Somehow I managed to wrench myself away from the booth and went off to make my planned purchases. However, for the rest of my time at ICHF, I had a recurring thought, a memory actually, running through my mind. It’s like when you have a song stuck in your head only in my case it was a cartoon. I enjoy cartoons, especially Looney Tunes, and often watch them with my children. I grew up on Bugs Bunny and Daffy Duck. In 1955, Merrie Melodies released ’One Froggy Night’. It tells the story of a man who discovers a singing frog. Believing this was his ticket to Easy Street, the man tries to promote his find with disasterous results. And what, you may wonder, prompted this endless rerun. It was a little frog with a top hat that had been on display at Roosters Metacreations. As soon as I spotted it I remembered that wonderful cartoon. Mr. Rooster admitted that he had been inspired by that ’toon. Watch this short clip from YouTube and you can see why this little character is so endearing.

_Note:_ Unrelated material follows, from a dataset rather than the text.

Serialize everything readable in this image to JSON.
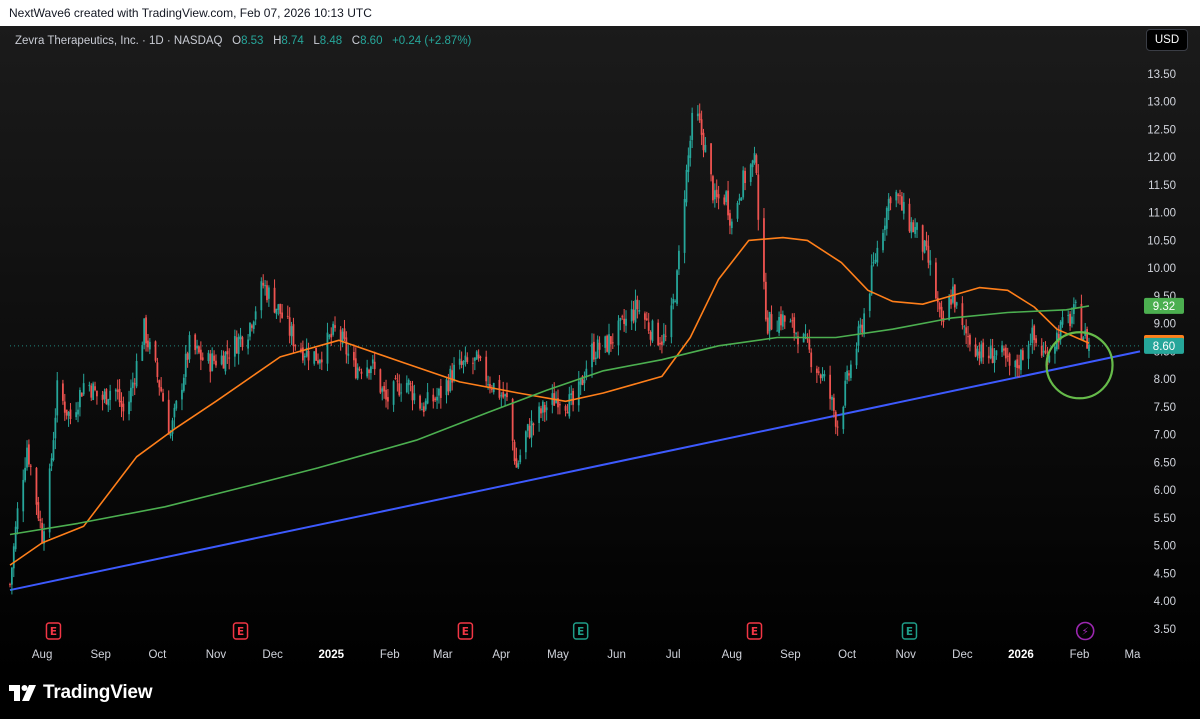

While I was visiting Roosters Metacreations, my eyes kept returning to the little frog and I could almost hear him singing his songs again.
As I stopped at other stands and made my purchases, the cartoon kept running through my mind (hello, ma baby, hello, ma honey, hello, ragtime gal…). I knew I had to have him. Unfortunately, I had already spent all the money I had budgeted and I couldn’t afford my little froggy (everybody do the Michigan Ra-ag…). I was so disappointed as I had developed feelings for the little, green guy (I’m just wild about Harry…). My husband, with his amazing rader that can pick up a shift in my moods, asked me what was wrong. I explained to him about the frog and how I really, really, REALLY wanted that frog. Really…Wanted…Frog…Really. With the holidays looming we were all curbing unnecessary spending so we could afford gifts for Christmas, so I never asked him to buy it for me. But he did anyway. Isn’t he wonderful? So with a fistful of pounds I headed back to Roosters Metacreations and scooped up my little frog.
Froggie now sits my desk at home where I can look at him over and over again. I’ve never purchased artwork before. I’ve never seen any artwork that I wanted. I mean that wasn’t worth millions. Who would have thought that some allen wrenches and screws could produce something so whimsical? Well, I suppose Mr. Rooster did.